Lívia Gennari Publicado em 17/11/2025, às 10h00
A Polícia Civil finalizou a primeira fase do inquérito que apura o assassinato do ex-delegado-geral de São Paulo, Ruy Ferraz Fontes, morto em 15 de setembro, em Praia Grande, no litoral paulista.
O relatório do Departamento de Homicídios e Proteção à Pessoa (DHPP) aponta a participação direta do Primeiro Comando da Capital (PCC) tanto no planejamento quanto na execução do ataque, e indiciou 12 pessoas por homicídio e participação em organização criminosa.
O documento foi encaminhado ao Ministério Público de São Paulo (MPSP) na última quinta-feira (13). Sete dos indiciados foram responsabilizados por homicídio e envolvimento em facção criminosa; outros cinco respondem apenas por integrar a organização.
Justiça concede soltura a cinco suspeitos
No total, 14 suspeitos foram identificados como participantes da ação, de forma direta ou indireta. Entre eles, um homem apontado como o executor dos disparos e envolvido no planejamento do crime morreu em confronto policial, durante o cumprimento de um mandado de prisão no Paraná. Outro investigado, que seria o quarto ocupante de um dos veículos usados na emboscada, ainda não teve identidade confirmada e ficou fora do relatório final desta etapa.

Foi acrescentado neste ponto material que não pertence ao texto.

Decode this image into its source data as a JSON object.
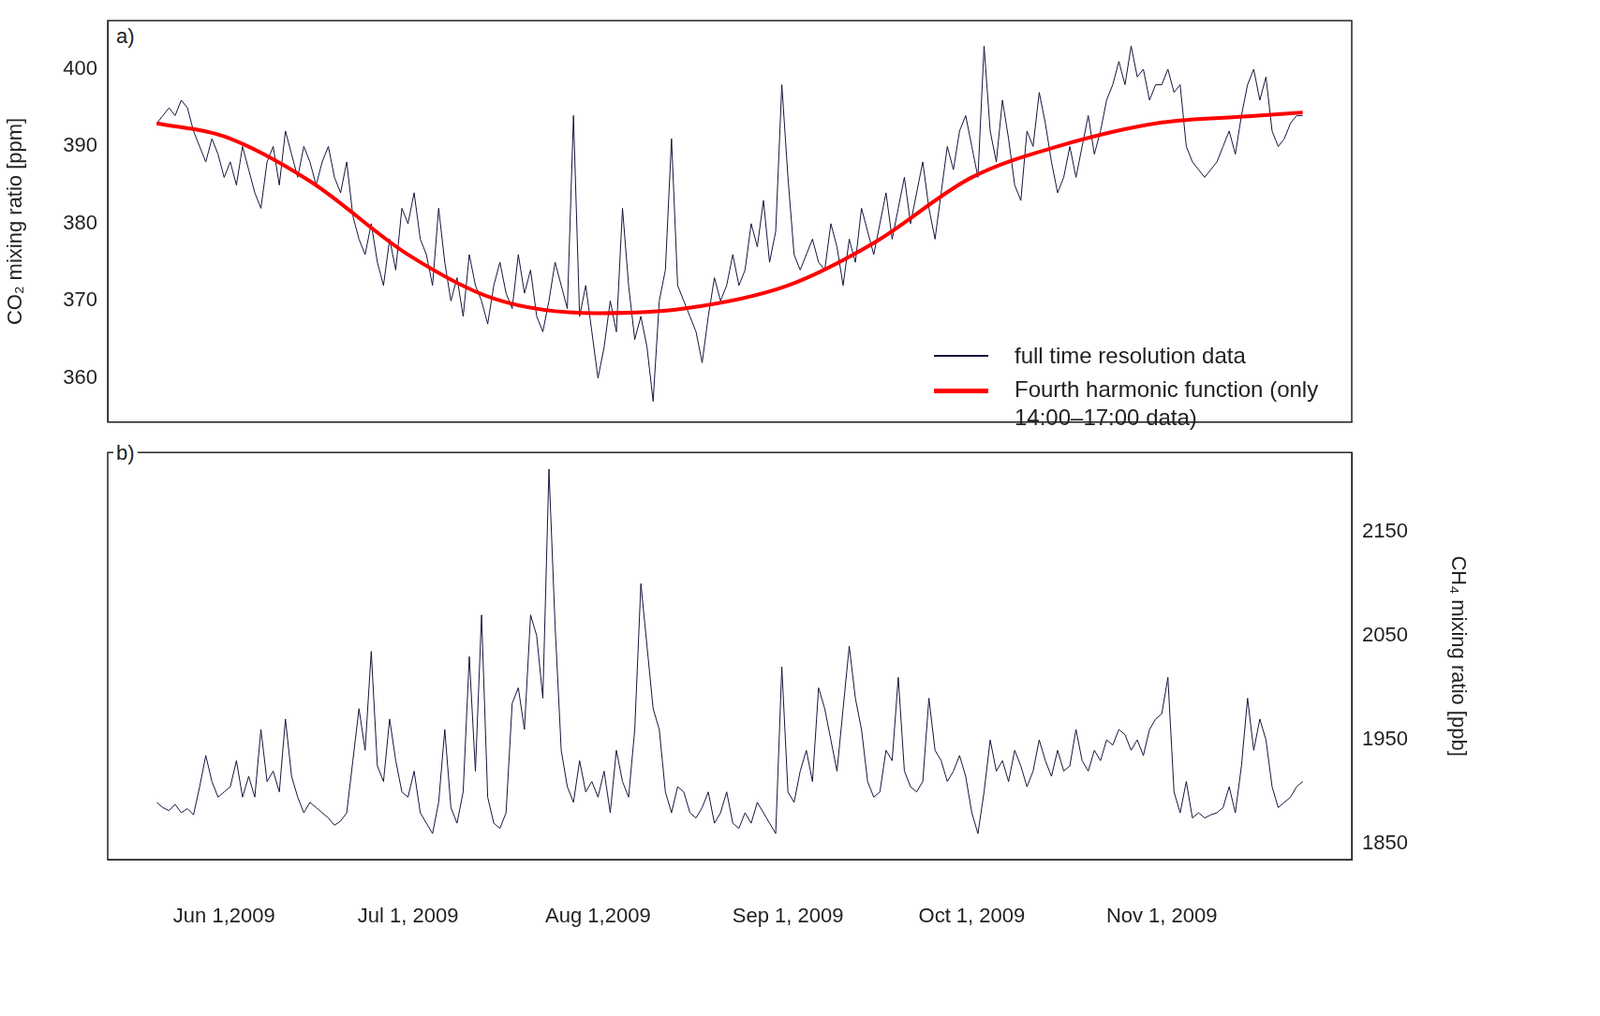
{
  "chart_data": [
    {
      "type": "line",
      "panel": "a)",
      "y_label": "CO₂ mixing ratio [ppm]",
      "grid": false,
      "tick_labels": "y",
      "legend": "bottom right",
      "xlim": [
        "2009-05-13",
        "2009-12-02"
      ],
      "xticks": [
        {
          "value": "2009-06-01",
          "label": "Jun 1,2009"
        },
        {
          "value": "2009-07-01",
          "label": "Jul 1, 2009"
        },
        {
          "value": "2009-08-01",
          "label": "Aug 1,2009"
        },
        {
          "value": "2009-09-01",
          "label": "Sep 1, 2009"
        },
        {
          "value": "2009-10-01",
          "label": "Oct 1, 2009"
        },
        {
          "value": "2009-11-01",
          "label": "Nov 1, 2009"
        }
      ],
      "ylim": [
        354.3,
        406.3
      ],
      "yticks": [
        360,
        370,
        380,
        390,
        400
      ],
      "x": [
        "2009-05-21",
        "2009-05-22",
        "2009-05-23",
        "2009-05-24",
        "2009-05-25",
        "2009-05-26",
        "2009-05-27",
        "2009-05-28",
        "2009-05-29",
        "2009-05-30",
        "2009-05-31",
        "2009-06-01",
        "2009-06-02",
        "2009-06-03",
        "2009-06-04",
        "2009-06-05",
        "2009-06-06",
        "2009-06-07",
        "2009-06-08",
        "2009-06-09",
        "2009-06-10",
        "2009-06-11",
        "2009-06-12",
        "2009-06-13",
        "2009-06-14",
        "2009-06-15",
        "2009-06-16",
        "2009-06-17",
        "2009-06-18",
        "2009-06-19",
        "2009-06-20",
        "2009-06-21",
        "2009-06-22",
        "2009-06-23",
        "2009-06-24",
        "2009-06-25",
        "2009-06-26",
        "2009-06-27",
        "2009-06-28",
        "2009-06-29",
        "2009-06-30",
        "2009-07-01",
        "2009-07-02",
        "2009-07-03",
        "2009-07-04",
        "2009-07-05",
        "2009-07-06",
        "2009-07-07",
        "2009-07-08",
        "2009-07-09",
        "2009-07-10",
        "2009-07-11",
        "2009-07-12",
        "2009-07-13",
        "2009-07-14",
        "2009-07-15",
        "2009-07-16",
        "2009-07-17",
        "2009-07-18",
        "2009-07-19",
        "2009-07-20",
        "2009-07-21",
        "2009-07-22",
        "2009-07-23",
        "2009-07-24",
        "2009-07-25",
        "2009-07-26",
        "2009-07-27",
        "2009-07-28",
        "2009-07-29",
        "2009-07-30",
        "2009-07-31",
        "2009-08-01",
        "2009-08-02",
        "2009-08-03",
        "2009-08-04",
        "2009-08-05",
        "2009-08-06",
        "2009-08-07",
        "2009-08-08",
        "2009-08-09",
        "2009-08-10",
        "2009-08-11",
        "2009-08-12",
        "2009-08-13",
        "2009-08-14",
        "2009-08-15",
        "2009-08-16",
        "2009-08-17",
        "2009-08-18",
        "2009-08-19",
        "2009-08-20",
        "2009-08-21",
        "2009-08-22",
        "2009-08-23",
        "2009-08-24",
        "2009-08-25",
        "2009-08-26",
        "2009-08-27",
        "2009-08-28",
        "2009-08-29",
        "2009-08-30",
        "2009-08-31",
        "2009-09-01",
        "2009-09-02",
        "2009-09-03",
        "2009-09-04",
        "2009-09-05",
        "2009-09-06",
        "2009-09-07",
        "2009-09-08",
        "2009-09-09",
        "2009-09-10",
        "2009-09-11",
        "2009-09-12",
        "2009-09-13",
        "2009-09-14",
        "2009-09-15",
        "2009-09-16",
        "2009-09-17",
        "2009-09-18",
        "2009-09-19",
        "2009-09-20",
        "2009-09-21",
        "2009-09-22",
        "2009-09-23",
        "2009-09-24",
        "2009-09-25",
        "2009-09-26",
        "2009-09-27",
        "2009-09-28",
        "2009-09-29",
        "2009-09-30",
        "2009-10-01",
        "2009-10-02",
        "2009-10-03",
        "2009-10-04",
        "2009-10-05",
        "2009-10-06",
        "2009-10-07",
        "2009-10-08",
        "2009-10-09",
        "2009-10-10",
        "2009-10-11",
        "2009-10-12",
        "2009-10-13",
        "2009-10-14",
        "2009-10-15",
        "2009-10-16",
        "2009-10-17",
        "2009-10-18",
        "2009-10-19",
        "2009-10-20",
        "2009-10-21",
        "2009-10-22",
        "2009-10-23",
        "2009-10-24",
        "2009-10-25",
        "2009-10-26",
        "2009-10-27",
        "2009-10-28",
        "2009-10-29",
        "2009-10-30",
        "2009-10-31",
        "2009-11-01",
        "2009-11-02",
        "2009-11-03",
        "2009-11-04",
        "2009-11-05",
        "2009-11-06",
        "2009-11-07",
        "2009-11-08",
        "2009-11-09",
        "2009-11-10",
        "2009-11-11",
        "2009-11-12",
        "2009-11-13",
        "2009-11-14",
        "2009-11-15",
        "2009-11-16",
        "2009-11-17",
        "2009-11-18",
        "2009-11-19",
        "2009-11-20",
        "2009-11-21",
        "2009-11-22",
        "2009-11-23",
        "2009-11-24"
      ],
      "series": [
        {
          "name": "full time resolution data",
          "color": "#14143c",
          "values": [
            393,
            394,
            395,
            394,
            396,
            395,
            392,
            390,
            388,
            391,
            389,
            386,
            388,
            385,
            390,
            387,
            384,
            382,
            388,
            390,
            385,
            392,
            389,
            386,
            390,
            388,
            385,
            388,
            390,
            386,
            384,
            388,
            381,
            378,
            376,
            380,
            375,
            372,
            378,
            374,
            382,
            380,
            384,
            378,
            376,
            372,
            382,
            375,
            370,
            373,
            368,
            376,
            372,
            370,
            367,
            372,
            375,
            371,
            369,
            376,
            371,
            374,
            368,
            366,
            370,
            375,
            372,
            369,
            394,
            368,
            372,
            366,
            360,
            364,
            370,
            366,
            382,
            372,
            365,
            368,
            364,
            357,
            370,
            374,
            391,
            372,
            370,
            368,
            366,
            362,
            368,
            373,
            370,
            372,
            376,
            372,
            374,
            380,
            377,
            383,
            375,
            379,
            398,
            386,
            376,
            374,
            376,
            378,
            375,
            374,
            380,
            377,
            372,
            378,
            375,
            382,
            379,
            376,
            380,
            384,
            378,
            382,
            386,
            380,
            384,
            388,
            382,
            378,
            384,
            390,
            387,
            392,
            394,
            390,
            386,
            403,
            392,
            388,
            396,
            391,
            385,
            383,
            392,
            390,
            397,
            393,
            388,
            384,
            386,
            390,
            386,
            390,
            394,
            389,
            392,
            396,
            398,
            401,
            398,
            403,
            399,
            400,
            396,
            398,
            398,
            400,
            397,
            398,
            390,
            388,
            387,
            386,
            387,
            388,
            390,
            392,
            389,
            394,
            398,
            400,
            396,
            399,
            392,
            390,
            391,
            393,
            394,
            394
          ]
        },
        {
          "name": "Fourth harmonic function (only 14:00–17:00 data)",
          "color": "#ff0000",
          "x": [
            "2009-05-21",
            "2009-06-01",
            "2009-06-15",
            "2009-07-01",
            "2009-07-15",
            "2009-08-01",
            "2009-08-15",
            "2009-09-01",
            "2009-09-15",
            "2009-10-01",
            "2009-10-15",
            "2009-11-01",
            "2009-11-15",
            "2009-11-24"
          ],
          "values": [
            393,
            391.3,
            385.5,
            376,
            370.3,
            368.4,
            369,
            372,
            377.5,
            386,
            390,
            393.1,
            393.9,
            394.4
          ]
        }
      ]
    },
    {
      "type": "line",
      "panel": "b)",
      "y2_label": "CH₄ mixing ratio [ppb]",
      "grid": false,
      "xlim": [
        "2009-05-13",
        "2009-12-02"
      ],
      "xticks": [
        {
          "value": "2009-06-01",
          "label": "Jun 1,2009"
        },
        {
          "value": "2009-07-01",
          "label": "Jul 1, 2009"
        },
        {
          "value": "2009-08-01",
          "label": "Aug 1,2009"
        },
        {
          "value": "2009-09-01",
          "label": "Sep 1, 2009"
        },
        {
          "value": "2009-10-01",
          "label": "Oct 1, 2009"
        },
        {
          "value": "2009-11-01",
          "label": "Nov 1, 2009"
        }
      ],
      "y2lim": [
        1835,
        2226
      ],
      "y2ticks": [
        1850,
        1950,
        2050,
        2150
      ],
      "x": [
        "2009-05-21",
        "2009-05-22",
        "2009-05-23",
        "2009-05-24",
        "2009-05-25",
        "2009-05-26",
        "2009-05-27",
        "2009-05-28",
        "2009-05-29",
        "2009-05-30",
        "2009-05-31",
        "2009-06-01",
        "2009-06-02",
        "2009-06-03",
        "2009-06-04",
        "2009-06-05",
        "2009-06-06",
        "2009-06-07",
        "2009-06-08",
        "2009-06-09",
        "2009-06-10",
        "2009-06-11",
        "2009-06-12",
        "2009-06-13",
        "2009-06-14",
        "2009-06-15",
        "2009-06-16",
        "2009-06-17",
        "2009-06-18",
        "2009-06-19",
        "2009-06-20",
        "2009-06-21",
        "2009-06-22",
        "2009-06-23",
        "2009-06-24",
        "2009-06-25",
        "2009-06-26",
        "2009-06-27",
        "2009-06-28",
        "2009-06-29",
        "2009-06-30",
        "2009-07-01",
        "2009-07-02",
        "2009-07-03",
        "2009-07-04",
        "2009-07-05",
        "2009-07-06",
        "2009-07-07",
        "2009-07-08",
        "2009-07-09",
        "2009-07-10",
        "2009-07-11",
        "2009-07-12",
        "2009-07-13",
        "2009-07-14",
        "2009-07-15",
        "2009-07-16",
        "2009-07-17",
        "2009-07-18",
        "2009-07-19",
        "2009-07-20",
        "2009-07-21",
        "2009-07-22",
        "2009-07-23",
        "2009-07-24",
        "2009-07-25",
        "2009-07-26",
        "2009-07-27",
        "2009-07-28",
        "2009-07-29",
        "2009-07-30",
        "2009-07-31",
        "2009-08-01",
        "2009-08-02",
        "2009-08-03",
        "2009-08-04",
        "2009-08-05",
        "2009-08-06",
        "2009-08-07",
        "2009-08-08",
        "2009-08-09",
        "2009-08-10",
        "2009-08-11",
        "2009-08-12",
        "2009-08-13",
        "2009-08-14",
        "2009-08-15",
        "2009-08-16",
        "2009-08-17",
        "2009-08-18",
        "2009-08-19",
        "2009-08-20",
        "2009-08-21",
        "2009-08-22",
        "2009-08-23",
        "2009-08-24",
        "2009-08-25",
        "2009-08-26",
        "2009-08-27",
        "2009-08-28",
        "2009-08-29",
        "2009-08-30",
        "2009-08-31",
        "2009-09-01",
        "2009-09-02",
        "2009-09-03",
        "2009-09-04",
        "2009-09-05",
        "2009-09-06",
        "2009-09-07",
        "2009-09-08",
        "2009-09-09",
        "2009-09-10",
        "2009-09-11",
        "2009-09-12",
        "2009-09-13",
        "2009-09-14",
        "2009-09-15",
        "2009-09-16",
        "2009-09-17",
        "2009-09-18",
        "2009-09-19",
        "2009-09-20",
        "2009-09-21",
        "2009-09-22",
        "2009-09-23",
        "2009-09-24",
        "2009-09-25",
        "2009-09-26",
        "2009-09-27",
        "2009-09-28",
        "2009-09-29",
        "2009-09-30",
        "2009-10-01",
        "2009-10-02",
        "2009-10-03",
        "2009-10-04",
        "2009-10-05",
        "2009-10-06",
        "2009-10-07",
        "2009-10-08",
        "2009-10-09",
        "2009-10-10",
        "2009-10-11",
        "2009-10-12",
        "2009-10-13",
        "2009-10-14",
        "2009-10-15",
        "2009-10-16",
        "2009-10-17",
        "2009-10-18",
        "2009-10-19",
        "2009-10-20",
        "2009-10-21",
        "2009-10-22",
        "2009-10-23",
        "2009-10-24",
        "2009-10-25",
        "2009-10-26",
        "2009-10-27",
        "2009-10-28",
        "2009-10-29",
        "2009-10-30",
        "2009-10-31",
        "2009-11-01",
        "2009-11-02",
        "2009-11-03",
        "2009-11-04",
        "2009-11-05",
        "2009-11-06",
        "2009-11-07",
        "2009-11-08",
        "2009-11-09",
        "2009-11-10",
        "2009-11-11",
        "2009-11-12",
        "2009-11-13",
        "2009-11-14",
        "2009-11-15",
        "2009-11-16",
        "2009-11-17",
        "2009-11-18",
        "2009-11-19",
        "2009-11-20",
        "2009-11-21",
        "2009-11-22",
        "2009-11-23",
        "2009-11-24"
      ],
      "series": [
        {
          "color": "#14143c",
          "axis": "y2",
          "values": [
            1890,
            1885,
            1882,
            1888,
            1880,
            1884,
            1878,
            1905,
            1935,
            1910,
            1895,
            1900,
            1905,
            1930,
            1895,
            1915,
            1895,
            1960,
            1910,
            1920,
            1900,
            1970,
            1915,
            1895,
            1880,
            1890,
            1885,
            1880,
            1875,
            1868,
            1872,
            1880,
            1930,
            1980,
            1940,
            2035,
            1925,
            1910,
            1970,
            1930,
            1900,
            1895,
            1920,
            1880,
            1870,
            1860,
            1890,
            1960,
            1885,
            1870,
            1900,
            2030,
            1920,
            2070,
            1895,
            1870,
            1865,
            1880,
            1985,
            2000,
            1960,
            2070,
            2050,
            1990,
            2210,
            2060,
            1940,
            1905,
            1890,
            1930,
            1900,
            1910,
            1895,
            1920,
            1880,
            1940,
            1910,
            1895,
            1960,
            2100,
            2040,
            1980,
            1960,
            1900,
            1880,
            1905,
            1900,
            1880,
            1875,
            1885,
            1900,
            1870,
            1880,
            1900,
            1870,
            1865,
            1880,
            1870,
            1890,
            1880,
            1870,
            1860,
            2020,
            1900,
            1890,
            1920,
            1940,
            1910,
            2000,
            1980,
            1950,
            1920,
            1980,
            2040,
            1990,
            1960,
            1910,
            1895,
            1900,
            1940,
            1930,
            2010,
            1920,
            1905,
            1900,
            1910,
            1990,
            1940,
            1930,
            1910,
            1920,
            1935,
            1915,
            1880,
            1860,
            1900,
            1950,
            1920,
            1930,
            1910,
            1940,
            1925,
            1905,
            1920,
            1950,
            1930,
            1915,
            1940,
            1920,
            1925,
            1960,
            1930,
            1920,
            1940,
            1930,
            1950,
            1945,
            1960,
            1955,
            1940,
            1950,
            1935,
            1960,
            1970,
            1975,
            2010,
            1900,
            1880,
            1910,
            1875,
            1880,
            1875,
            1878,
            1880,
            1885,
            1905,
            1880,
            1925,
            1990,
            1940,
            1970,
            1950,
            1905,
            1885,
            1890,
            1895,
            1905,
            1910
          ]
        }
      ]
    }
  ]
}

Apesar do pedido do DHPP para manter todos os indiciados atrás das grades, a Justiça decidiu libertar cinco deles, impondo medidas cautelares. Eles deverão usar tornozeleira eletrônica e responderão ao processo em liberdade monitorada. Os investigados beneficiados pela decisão são:
Os demais continuam presos preventivamente. Segundo o relatório, eles respondem por homicídio qualificado consumado e tentado, porte ou posse de arma de uso restrito e vínculo com organização criminosa.

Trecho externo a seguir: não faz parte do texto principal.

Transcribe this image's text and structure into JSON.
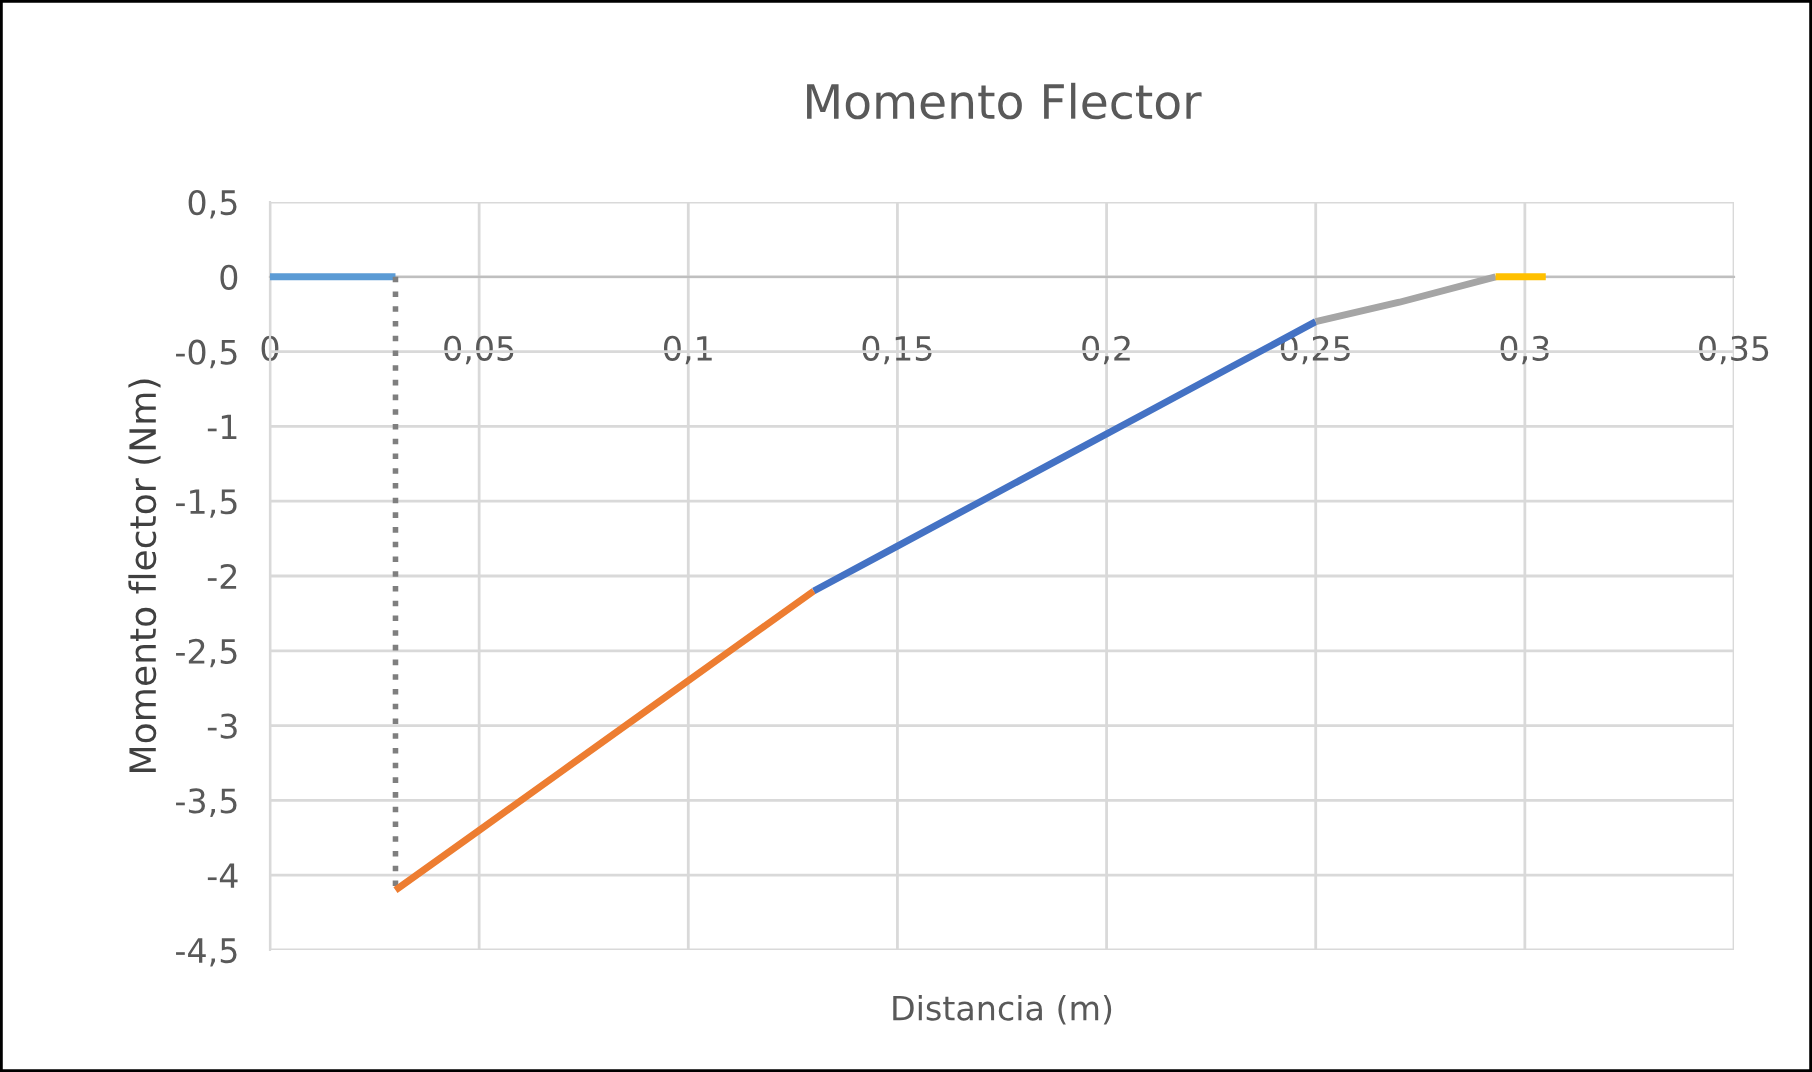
{
  "chart_data": {
    "type": "line",
    "title": "Momento Flector",
    "xlabel": "Distancia (m)",
    "ylabel": "Momento flector (Nm)",
    "xlim": [
      0,
      0.35
    ],
    "ylim": [
      -4.5,
      0.5
    ],
    "xticks": [
      0,
      {
        "value": 0.05,
        "label": "0,05"
      },
      {
        "value": 0.1,
        "label": "0,1"
      },
      {
        "value": 0.15,
        "label": "0,15"
      },
      {
        "value": 0.2,
        "label": "0,2"
      },
      {
        "value": 0.25,
        "label": "0,25"
      },
      {
        "value": 0.3,
        "label": "0,3"
      },
      {
        "value": 0.35,
        "label": "0,35"
      }
    ],
    "yticks": [
      {
        "value": 0.5,
        "label": "0,5"
      },
      0,
      {
        "value": -0.5,
        "label": "-0,5"
      },
      -1,
      {
        "value": -1.5,
        "label": "-1,5"
      },
      -2,
      {
        "value": -2.5,
        "label": "-2,5"
      },
      -3,
      {
        "value": -3.5,
        "label": "-3,5"
      },
      -4,
      {
        "value": -4.5,
        "label": "-4,5"
      }
    ],
    "grid": true,
    "legend": false,
    "series": [
      {
        "color": "#5b9bd5",
        "x": [
          0,
          0.03
        ],
        "values": [
          0,
          0
        ]
      },
      {
        "color": "#7f7f7f",
        "line_style": "dotted",
        "x": [
          0.03,
          0.03
        ],
        "values": [
          0,
          -4.1
        ]
      },
      {
        "color": "#ed7d31",
        "x": [
          0.03,
          0.05,
          0.07,
          0.09,
          0.11,
          0.13
        ],
        "values": [
          -4.1,
          -3.7,
          -3.3,
          -2.9,
          -2.5,
          -2.1
        ]
      },
      {
        "color": "#4472c4",
        "x": [
          0.13,
          0.15,
          0.17,
          0.19,
          0.21,
          0.23,
          0.25
        ],
        "values": [
          -2.1,
          -1.8,
          -1.5,
          -1.2,
          -0.9,
          -0.6,
          -0.3
        ]
      },
      {
        "color": "#a5a5a5",
        "x": [
          0.25,
          0.27,
          0.293
        ],
        "values": [
          -0.3,
          -0.17,
          0
        ]
      },
      {
        "color": "#ffc000",
        "x": [
          0.293,
          0.305
        ],
        "values": [
          0,
          0
        ]
      }
    ]
  }
}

Em nota, a Secretaria da Segurança Pública (SSP) confirmou a conclusão da primeira fase do trabalho:
“O DHPP concluiu a primeira etapa das investigações sobre a morte do ex-delegado-geral Ruy Ferraz Fontes. O inquérito inicial foi relatado com o indiciamento de 12 suspeitos por envolvimento direto e indireto na execução, além da solicitação de suas prisões preventivas pelos crimes de homicídio qualificado consumado e tentado, porte ou posse de arma de fogo de uso restrito e integração a organização criminosa."
A pasta ainda acrescentou que os suspeitos que tiveram a prisão preventiva negada pela Justiça “responderão em liberdade, mas com medidas cautelares impostas, como monitoramento por tornozeleira eletrônica”.

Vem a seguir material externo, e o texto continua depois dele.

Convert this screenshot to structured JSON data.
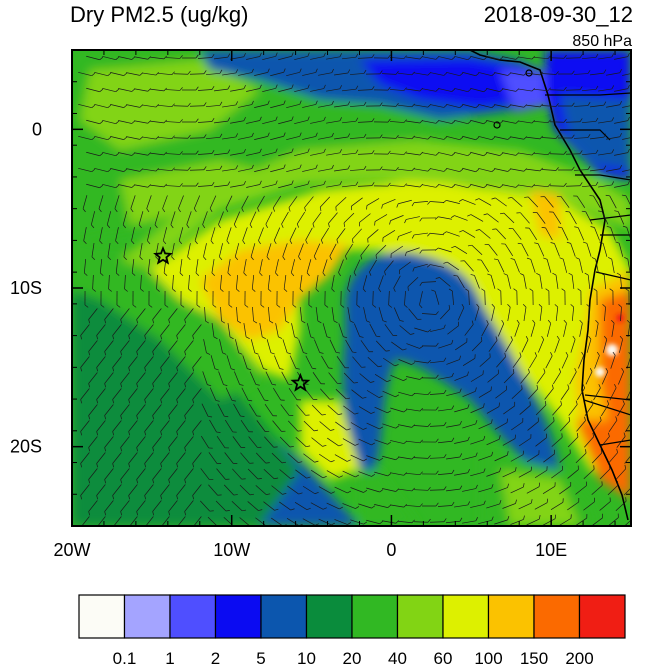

Segundo o órgão, as investigações continuam avançando nas outras frentes abertas pelo DHPP. A motivação e os mandantes do assassinato seguem sob apuração em outros inquéritos em andamento. Investigadores trabalham para identificar quem ordenou a execução e esclarecer a disputa interna e os eventuais interesses que teriam levado ao ataque contra o ex-chefe da Polícia Civil.